March 9, 2015 6:09 PM   Subscribe

Every time I visit Vancouver and drive down Granville St between Granville Island and the airport, I notice there are entire blocks full of single family homes for sale. As in, every house on the block is for sale, often by the same realtor, at the same time. Why is this?

A few of these blocks of homes have been for sale for the last 2+ years. The houses don't look like they are demolition worthy (they appear habitable, have nice cars parked out front, and many look relatively new/fancy). I'm from Seattle which has a hot real estate market, and it's common to maybe see one or two homes for sale on the same block at the same time, but never EVERY SINGLE HOME. And in Vancouver, when I see this, there's never a case where one or two houses are not for sale in between a set of ones listed. It's always several houses in a row, if not the entire block altogether.

I see this along Granville St (99) as well as some of the surrounding blocks. Are wealthy investors coming into this neighborhood and offering cash to every homeowner on a block and then immediately listing them when all of the homes on that block have been bought up? What is the end game? To appeal to buyers who want large chunks of land to build apartment buildings perhaps?
posted by joan_holloway to Home & Garden (7 answers total) 1 user marked this as a favorite
 
To appeal to buyers who want large chunks of land to build apartment buildings perhaps?

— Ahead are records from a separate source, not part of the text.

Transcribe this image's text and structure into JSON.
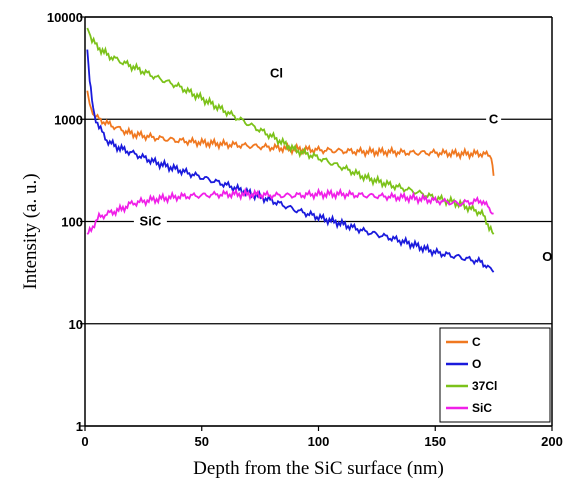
{
  "chart_data": {
    "type": "line",
    "xlabel": "Depth from the SiC surface (nm)",
    "ylabel": "Intensity (a. u.)",
    "xlim": [
      0,
      200
    ],
    "ylim": [
      1,
      10000
    ],
    "yscale": "log",
    "x_ticks": [
      "0",
      "50",
      "100",
      "150",
      "200"
    ],
    "y_ticks": [
      "1",
      "10",
      "100",
      "1000",
      "10000"
    ],
    "grid": "horizontal",
    "legend_position": "bottom-right",
    "series": [
      {
        "name": "C",
        "color": "#f07820",
        "x": [
          1,
          2,
          4,
          6,
          10,
          15,
          20,
          30,
          40,
          50,
          60,
          70,
          80,
          90,
          100,
          110,
          120,
          130,
          140,
          150,
          160,
          170,
          174,
          175
        ],
        "y": [
          1900,
          1400,
          1100,
          1000,
          900,
          800,
          720,
          660,
          620,
          590,
          570,
          550,
          530,
          510,
          500,
          490,
          480,
          480,
          470,
          470,
          460,
          460,
          440,
          280
        ]
      },
      {
        "name": "O",
        "color": "#1a1adc",
        "x": [
          1,
          2,
          3,
          4,
          6,
          8,
          10,
          15,
          20,
          30,
          40,
          50,
          60,
          70,
          80,
          90,
          100,
          110,
          120,
          130,
          140,
          150,
          160,
          170,
          175
        ],
        "y": [
          4800,
          2400,
          1500,
          1100,
          850,
          700,
          600,
          520,
          470,
          380,
          320,
          270,
          230,
          190,
          160,
          130,
          110,
          95,
          80,
          70,
          60,
          50,
          45,
          40,
          32
        ]
      },
      {
        "name": "37Cl",
        "color": "#7cc21a",
        "x": [
          1,
          3,
          5,
          10,
          15,
          20,
          30,
          40,
          50,
          60,
          70,
          80,
          90,
          100,
          110,
          120,
          130,
          140,
          150,
          160,
          170,
          175
        ],
        "y": [
          7800,
          6000,
          5200,
          4200,
          3700,
          3300,
          2600,
          2100,
          1600,
          1200,
          900,
          680,
          500,
          420,
          340,
          270,
          230,
          200,
          170,
          150,
          120,
          75
        ]
      },
      {
        "name": "SiC",
        "color": "#f020e8",
        "x": [
          1,
          2,
          4,
          6,
          10,
          15,
          20,
          30,
          40,
          50,
          60,
          70,
          80,
          90,
          100,
          110,
          120,
          130,
          140,
          150,
          160,
          170,
          175
        ],
        "y": [
          75,
          80,
          95,
          110,
          120,
          130,
          150,
          165,
          175,
          180,
          185,
          185,
          180,
          180,
          185,
          185,
          180,
          175,
          170,
          160,
          150,
          160,
          120
        ]
      }
    ],
    "annotations": [
      {
        "text": "Cl",
        "x": 82,
        "y": 2800
      },
      {
        "text": "C",
        "x": 175,
        "y": 1000
      },
      {
        "text": "SiC",
        "x": 28,
        "y": 100
      },
      {
        "text": "O",
        "x": 198,
        "y": 45
      }
    ]
  }
}
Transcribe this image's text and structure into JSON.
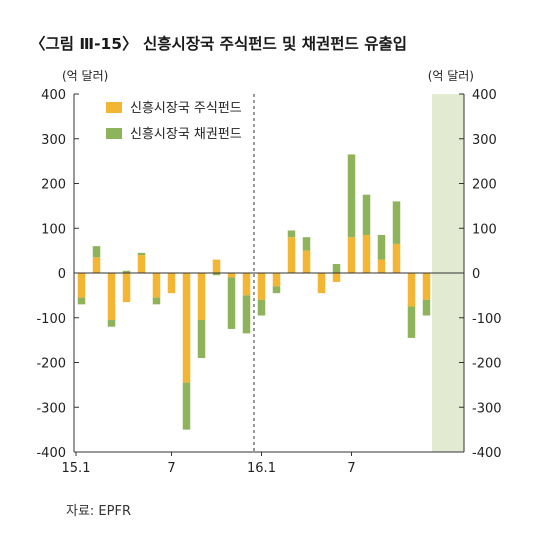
{
  "figure": {
    "number_label": "〈그림 Ⅲ-15〉",
    "title": "신흥시장국 주식펀드 및 채권펀드 유출입",
    "source": "자료: EPFR"
  },
  "chart_data": {
    "type": "bar",
    "stacked": true,
    "y_unit_left": "(억 달러)",
    "y_unit_right": "(억 달러)",
    "ylim": [
      -400,
      400
    ],
    "y_ticks": [
      "400",
      "300",
      "200",
      "100",
      "0",
      "-100",
      "-200",
      "-300",
      "-400"
    ],
    "y_tick_values": [
      400,
      300,
      200,
      100,
      0,
      -100,
      -200,
      -300,
      -400
    ],
    "x_tick_labels": [
      {
        "label": "15.1",
        "index": 0
      },
      {
        "label": "7",
        "index": 6
      },
      {
        "label": "16.1",
        "index": 12
      },
      {
        "label": "7",
        "index": 18
      }
    ],
    "categories": [
      "15.1",
      "15.2",
      "15.3",
      "15.4",
      "15.5",
      "15.6",
      "15.7",
      "15.8",
      "15.9",
      "15.10",
      "15.11",
      "15.12",
      "16.1",
      "16.2",
      "16.3",
      "16.4",
      "16.5",
      "16.6",
      "16.7",
      "16.8",
      "16.9",
      "16.10",
      "16.11",
      "16.12",
      "17.1",
      "17.2"
    ],
    "series": [
      {
        "name": "신흥시장국 주식펀드",
        "color": "#f2b632",
        "values": [
          -55,
          35,
          -105,
          -65,
          40,
          -55,
          -45,
          -245,
          -105,
          30,
          -10,
          -50,
          -60,
          -30,
          80,
          50,
          -45,
          -20,
          80,
          85,
          30,
          65,
          -75,
          -60,
          null,
          null
        ]
      },
      {
        "name": "신흥시장국 채권펀드",
        "color": "#8fb35b",
        "values": [
          -15,
          25,
          -15,
          5,
          5,
          -15,
          0,
          -105,
          -85,
          -5,
          -115,
          -85,
          -35,
          -15,
          15,
          30,
          0,
          20,
          185,
          90,
          55,
          95,
          -70,
          -35,
          null,
          null
        ]
      }
    ],
    "divider_after_category": "15.12",
    "highlight_categories": [
      "17.1",
      "17.2"
    ],
    "legend_position": "top-left"
  }
}
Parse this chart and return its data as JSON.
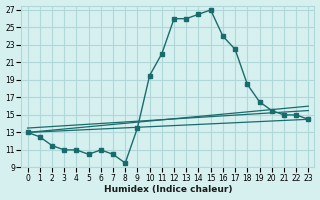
{
  "title": "",
  "xlabel": "Humidex (Indice chaleur)",
  "ylabel": "",
  "background_color": "#d6f0f0",
  "grid_color": "#b0d8d8",
  "line_color": "#1a6b6b",
  "x_ticks": [
    0,
    1,
    2,
    3,
    4,
    5,
    6,
    7,
    8,
    9,
    10,
    11,
    12,
    13,
    14,
    15,
    16,
    17,
    18,
    19,
    20,
    21,
    22,
    23
  ],
  "y_ticks": [
    9,
    11,
    13,
    15,
    17,
    19,
    21,
    23,
    25,
    27
  ],
  "xlim": [
    -0.5,
    23.5
  ],
  "ylim": [
    9,
    27.5
  ],
  "series": [
    {
      "x": [
        0,
        1,
        2,
        3,
        4,
        5,
        6,
        7,
        8,
        9,
        10,
        11,
        12,
        13,
        14,
        15,
        16,
        17,
        18,
        19,
        20,
        21,
        22,
        23
      ],
      "y": [
        13,
        12.5,
        11.5,
        11,
        11,
        10.5,
        11,
        10.5,
        9.5,
        13.5,
        19.5,
        22,
        26,
        26,
        26.5,
        27,
        24,
        22.5,
        18.5,
        16.5,
        15.5,
        15,
        15,
        14.5
      ],
      "has_markers": true
    },
    {
      "x": [
        0,
        23
      ],
      "y": [
        13,
        16
      ],
      "has_markers": false
    },
    {
      "x": [
        0,
        23
      ],
      "y": [
        13.5,
        15.5
      ],
      "has_markers": false
    },
    {
      "x": [
        0,
        23
      ],
      "y": [
        13,
        14.5
      ],
      "has_markers": false
    }
  ]
}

Bingo. At least, that's my understanding. It's similar to Cambie since the proximity of the Canada Line provides excellent transit in the area.

That, and the city really has a dearth of (affordable) housing.
posted by invokeuse at 6:35 PM on March 9, 2015


Yeah, I think the goal is to sell the entire block to a developer who would be willing to pay more than the houses are worth in order to get them all easily in one go.
posted by any portmanteau in a storm at 6:44 PM on March 9, 2015


Concurring, not an unusual tactic in "hot" neighbourhoods. The individual homeowners make more and the developer doesn't have to wait for a hold-out owner before moving forward with redevelopment.
posted by saucysault at 8:06 PM on March 9, 2015


Exactly. I'm in Australia, but the same thing is happening in my area. I only rent, but we had a real estate agent door-knocking the other day to say that they were about to list the house next door to us, and they were trying to find neighbours who were interested in selling too, as they'd get a much higher price (from developers) if a few houses in a row would sell at the same time.
posted by lollusc at 8:13 PM on March 9, 2015


Best answer: Nthing the others; this process of combining adjoining parcels of land is called assemblage.

I believe this particular stretch of Granville is not zoned for condos, which may explain why no developer has yet bought these homes. It costs the homeowners nothing, and the realtor very little, in expenses so they're just hoping some big money is willing to do the deal and then begin the rezoning application. I doubt that the selling agent has bothered to apply.
posted by praiseb at 9:13 PM on March 9, 2015


Best answer: Oh boy, a Vancouver housing question! As others have mentioned, it's to sell to a large buyer for rezoning and eventual redevelopment into denser housing. More people on that land = more cash.

If you look at Vancouver's zoning map, you'll notice that about 80% of the residential land is zoned for single-family houses and (a handful of) duplexes. This includes most of Granville south of 16th. The zoning is a regressive piece of work that explicitly keeps people out of Vancouver, but that's another story.

Rezoning land in Vancouver is difficult and involves a lengthy process with chances for the community to object, so there are big economies of scale. It's much easier to go through the process once with a large plot of land than to go through it multiple times for smaller plots of land, hence the incentive to sell and redevelop more than a single plot.